Fleeting and Aftermath are two bodies of work celebrating the fragile and ephemeral experiences that leave profound and lasting emotional imprints.
Carol Genetti is a vocalist/composer whose work encompasses sound and visual art media. Her palette is primordial, existing in a space where “language” and “music” have yet to be formulated into familiar cultural patterns. She combines various devices with her vocal performances as she “refracts and abrades her wordless vocals with electronics” (Bill Meyer, The Wire). She has performed extensively with many improvising musicians, including Jack Wright, Eric Leonardson, Peter Maunu, Olivia Block, Jim Baker and many others. Recent recordings include a duet with claire rousay "Live at Elastic Arts" (Astral Spirits) and a collaborative release with visual artist Gwyneth Zeleny Anderson “Chyme" (Suppedaneum).
“I think of my vocal work as expressing a fragility of the human experience. The corporeal relationship of voice to body can be immediately experienced by the listener as a human interaction and also as something coming from one's own bodily existence. I'm interested in this human fragility of the voice but also in blurring the line between that fragility and the more mechanical sounds created by synthesis.”
-- Carol Genetti
About the Exhibition:
Lake Forest College is pleased to present a double exhibition of work by Chicago artist Sandra Binion, Fleeting and Aftermath, September 2—26, 2021, at the college’s Durand Art Institute.
Fleeting is a multi-media exhibition that includes video, photography, watercolor, sculpture, and sound installed with close attention to the Sonnenshein Gallery’s architecture, color and lighting. Fleeting is paired with Aftermath, a series of 30 watercolors presented in the adjoining Albright Gallery. The exhibition was in preparation in 2019-2020 and was originally scheduled for fall 2020, but was postponed one year due to the pandemic.

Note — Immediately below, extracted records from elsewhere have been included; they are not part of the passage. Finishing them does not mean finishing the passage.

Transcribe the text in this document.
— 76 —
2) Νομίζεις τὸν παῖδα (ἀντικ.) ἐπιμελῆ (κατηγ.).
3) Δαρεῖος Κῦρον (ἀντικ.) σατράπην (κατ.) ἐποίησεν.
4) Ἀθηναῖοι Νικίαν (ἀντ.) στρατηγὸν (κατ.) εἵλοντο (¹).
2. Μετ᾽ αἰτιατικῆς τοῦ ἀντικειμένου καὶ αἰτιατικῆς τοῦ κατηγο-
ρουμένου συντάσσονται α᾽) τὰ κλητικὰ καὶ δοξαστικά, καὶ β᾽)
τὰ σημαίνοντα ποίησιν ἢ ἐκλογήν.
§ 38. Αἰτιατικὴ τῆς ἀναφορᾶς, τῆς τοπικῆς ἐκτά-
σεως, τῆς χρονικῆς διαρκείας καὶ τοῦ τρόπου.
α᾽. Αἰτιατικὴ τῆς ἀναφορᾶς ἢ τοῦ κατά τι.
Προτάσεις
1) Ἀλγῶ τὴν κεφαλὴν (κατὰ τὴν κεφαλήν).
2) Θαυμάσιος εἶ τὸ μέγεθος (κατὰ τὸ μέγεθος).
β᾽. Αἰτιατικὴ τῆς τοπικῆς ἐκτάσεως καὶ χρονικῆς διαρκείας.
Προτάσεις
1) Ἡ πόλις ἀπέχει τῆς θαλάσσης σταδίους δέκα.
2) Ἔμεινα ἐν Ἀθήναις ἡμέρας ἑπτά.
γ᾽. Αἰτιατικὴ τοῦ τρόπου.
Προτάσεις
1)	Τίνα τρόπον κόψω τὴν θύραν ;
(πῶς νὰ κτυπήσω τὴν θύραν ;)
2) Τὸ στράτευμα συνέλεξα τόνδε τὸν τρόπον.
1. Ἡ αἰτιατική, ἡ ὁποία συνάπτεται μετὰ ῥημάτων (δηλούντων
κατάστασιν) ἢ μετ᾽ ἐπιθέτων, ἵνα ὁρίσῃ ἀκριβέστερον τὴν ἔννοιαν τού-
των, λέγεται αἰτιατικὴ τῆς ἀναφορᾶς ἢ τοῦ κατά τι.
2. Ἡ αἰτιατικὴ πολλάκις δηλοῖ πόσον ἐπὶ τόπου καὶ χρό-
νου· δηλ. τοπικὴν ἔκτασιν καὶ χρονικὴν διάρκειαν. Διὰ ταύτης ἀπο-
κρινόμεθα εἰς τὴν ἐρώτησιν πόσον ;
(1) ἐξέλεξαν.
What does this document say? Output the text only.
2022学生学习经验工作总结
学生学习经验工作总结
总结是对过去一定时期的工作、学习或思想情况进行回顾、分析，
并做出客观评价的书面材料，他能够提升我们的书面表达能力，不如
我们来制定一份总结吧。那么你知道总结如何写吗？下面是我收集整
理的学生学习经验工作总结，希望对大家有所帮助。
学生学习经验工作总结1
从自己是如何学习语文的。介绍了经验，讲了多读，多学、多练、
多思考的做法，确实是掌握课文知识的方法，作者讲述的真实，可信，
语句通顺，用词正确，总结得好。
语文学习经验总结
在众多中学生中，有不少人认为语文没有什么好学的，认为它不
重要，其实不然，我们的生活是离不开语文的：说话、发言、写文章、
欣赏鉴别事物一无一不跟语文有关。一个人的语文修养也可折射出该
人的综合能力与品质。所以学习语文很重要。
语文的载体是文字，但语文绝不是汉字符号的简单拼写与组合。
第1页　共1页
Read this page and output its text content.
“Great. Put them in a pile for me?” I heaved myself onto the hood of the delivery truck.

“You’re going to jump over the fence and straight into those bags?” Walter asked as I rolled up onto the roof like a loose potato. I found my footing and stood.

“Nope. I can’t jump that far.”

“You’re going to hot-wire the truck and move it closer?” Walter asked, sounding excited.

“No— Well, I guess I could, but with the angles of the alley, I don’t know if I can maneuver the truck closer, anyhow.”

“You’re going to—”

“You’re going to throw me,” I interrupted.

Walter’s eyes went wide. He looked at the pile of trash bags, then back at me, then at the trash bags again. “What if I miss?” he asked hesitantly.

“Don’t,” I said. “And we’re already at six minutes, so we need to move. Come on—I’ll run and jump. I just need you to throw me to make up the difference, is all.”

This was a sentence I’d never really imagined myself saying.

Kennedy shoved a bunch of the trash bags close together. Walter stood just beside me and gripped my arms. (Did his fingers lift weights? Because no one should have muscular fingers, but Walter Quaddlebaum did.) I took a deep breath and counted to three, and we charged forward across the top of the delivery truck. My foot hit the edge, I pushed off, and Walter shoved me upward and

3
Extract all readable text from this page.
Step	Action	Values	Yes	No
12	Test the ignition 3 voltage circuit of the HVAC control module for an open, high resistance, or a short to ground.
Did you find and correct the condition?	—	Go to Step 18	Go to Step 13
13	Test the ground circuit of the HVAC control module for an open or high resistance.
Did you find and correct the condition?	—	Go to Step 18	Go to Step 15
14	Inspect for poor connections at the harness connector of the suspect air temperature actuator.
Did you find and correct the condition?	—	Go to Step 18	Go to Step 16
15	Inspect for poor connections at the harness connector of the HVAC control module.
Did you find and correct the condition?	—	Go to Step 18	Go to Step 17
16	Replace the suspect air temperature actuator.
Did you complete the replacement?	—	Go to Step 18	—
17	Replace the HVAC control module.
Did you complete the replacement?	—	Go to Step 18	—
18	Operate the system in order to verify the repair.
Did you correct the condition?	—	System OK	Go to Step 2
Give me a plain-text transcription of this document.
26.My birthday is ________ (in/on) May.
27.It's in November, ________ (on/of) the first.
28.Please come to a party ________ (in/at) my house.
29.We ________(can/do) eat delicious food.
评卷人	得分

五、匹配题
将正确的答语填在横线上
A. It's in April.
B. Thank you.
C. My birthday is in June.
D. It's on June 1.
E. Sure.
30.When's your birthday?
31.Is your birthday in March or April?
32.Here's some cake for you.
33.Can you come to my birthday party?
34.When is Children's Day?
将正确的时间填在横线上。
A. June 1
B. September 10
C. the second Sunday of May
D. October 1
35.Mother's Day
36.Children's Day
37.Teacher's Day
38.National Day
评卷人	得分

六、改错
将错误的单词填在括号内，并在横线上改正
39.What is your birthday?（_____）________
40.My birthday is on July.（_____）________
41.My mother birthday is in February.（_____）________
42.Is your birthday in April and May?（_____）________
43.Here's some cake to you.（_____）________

Three years in the making, Fleeting is an installation of artworks in dialogue that explore and celebrate experiences that are fragile and ephemeral, that inspire perseverance, and that leave lasting emotional imprints. Each artwork has its own individual background and resonance within this overall theme. For example, the two-channel video Blue Tarp frames a tattered tarp blowing in the wind whose delicate undulation is inseparable from its time-worn deterioration; the sculpture Root renders a hydrangea root unearthed from a family garden in bronze, a medium with a long history of memorialization; and the large-scale photographic diptych Woman on the Rue Chapon presents glimpses into the life of a woman living estranged but steadfast in a disarrayed Paris apartment. These and the other works in the exhibition are amplified by two vitrines placed just outside the galleries. Originally from the Field Museum, they are subtly returned to their didactic and natural history origins: one contains objects poetically tracing the artist’s influences and research for the exhibition, the other is completely filled with grasses from a regional prairie. The watercolor series Aftermath interweaves delicate mark-making and erasure in eccentric minimal compositions. Executed in 2016 during a residency in Tuscany, they accentuate an intense and intimate engagement with natural elements on the verge of decay and disappearance.
The exhibition is further extended with three musical events presented free to the public. Three women improvisers from Chicago will present solo concerts in the atrium of the Durand Art Institute that opens onto the galleries: vocalist Carol Genetti (September 11), taiko drummer Kioto Aoki (September 18), and cellist Katinka Kleijn (September 25). These performances will take full advantage of the wooden atrium’s warm and reverberant acoustics, which—like the exhibition— give material presence to an ephemeral experience.